Your probability model for a trick die also fails to match my observations of my opponents die rolls. E.g., in your model my opponent would be expected to roll similar numbers of 5's, 4's, 3', and 2's. However, he only rolled a 2 once and he rolled far more 5's than 3's.
Besides with your probability model for trick dice, I would have easily noticed if my opponent rolled a 6 84% of the time and I never rolled a 6 at all.
PS You used 26 in the above calculation. I had 26 armies and in Risk the attacker must have at least 4 armies to roll three attack dice. So the 3vs1 dice scenario only happened 23 times.
"the odds against you getting the exact sequence of outcomes you do get will be astronomical"

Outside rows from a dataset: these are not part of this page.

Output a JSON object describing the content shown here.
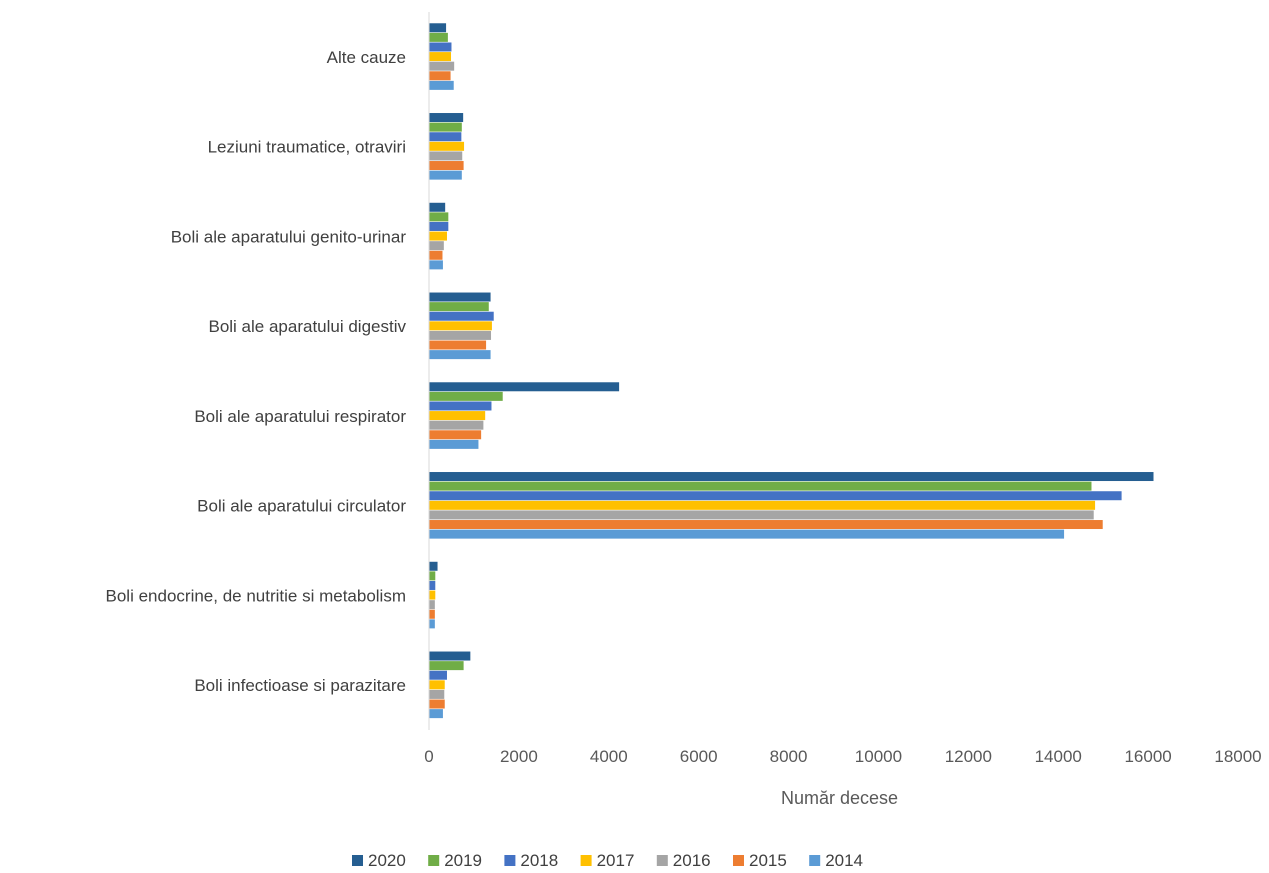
{
  "chart_data": {
    "type": "bar",
    "orientation": "horizontal",
    "title": "",
    "xlabel": "Număr decese",
    "ylabel": "",
    "xlim": [
      0,
      18000
    ],
    "x_ticks": [
      0,
      2000,
      4000,
      6000,
      8000,
      10000,
      12000,
      14000,
      16000,
      18000
    ],
    "grid": false,
    "legend_position": "bottom",
    "categories": [
      "Alte cauze",
      "Leziuni traumatice, otraviri",
      "Boli ale aparatului genito-urinar",
      "Boli ale aparatului digestiv",
      "Boli ale aparatului respirator",
      "Boli ale aparatului circulator",
      "Boli endocrine, de nutritie si metabolism",
      "Boli infectioase si parazitare"
    ],
    "series": [
      {
        "name": "2020",
        "color": "#255e91",
        "values": [
          380,
          760,
          360,
          1370,
          4230,
          16120,
          190,
          920
        ]
      },
      {
        "name": "2019",
        "color": "#70ad47",
        "values": [
          420,
          730,
          430,
          1330,
          1640,
          14740,
          140,
          770
        ]
      },
      {
        "name": "2018",
        "color": "#4472c4",
        "values": [
          500,
          720,
          430,
          1440,
          1390,
          15410,
          140,
          400
        ]
      },
      {
        "name": "2017",
        "color": "#ffc000",
        "values": [
          490,
          780,
          400,
          1400,
          1250,
          14820,
          140,
          350
        ]
      },
      {
        "name": "2016",
        "color": "#a5a5a5",
        "values": [
          560,
          740,
          330,
          1380,
          1210,
          14790,
          130,
          340
        ]
      },
      {
        "name": "2015",
        "color": "#ed7d31",
        "values": [
          480,
          770,
          300,
          1270,
          1160,
          14990,
          130,
          350
        ]
      },
      {
        "name": "2014",
        "color": "#5b9bd5",
        "values": [
          550,
          730,
          310,
          1370,
          1100,
          14130,
          130,
          310
        ]
      }
    ]
  }
}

People notice and remember things they care about. Usually people care whether they win or lose, not the exact sequence of moves that produced the result. For an event to register as unusual a person must care about the outcome and recognize that the outcome is rare. The Risk game was special because I cared enough about the outcome to notice that I was losing, because the outcome (of losing) with 26 vs. 1 armies was incredibly unlikely, and because I could calculate the odds against such an outcome occurring due to chance.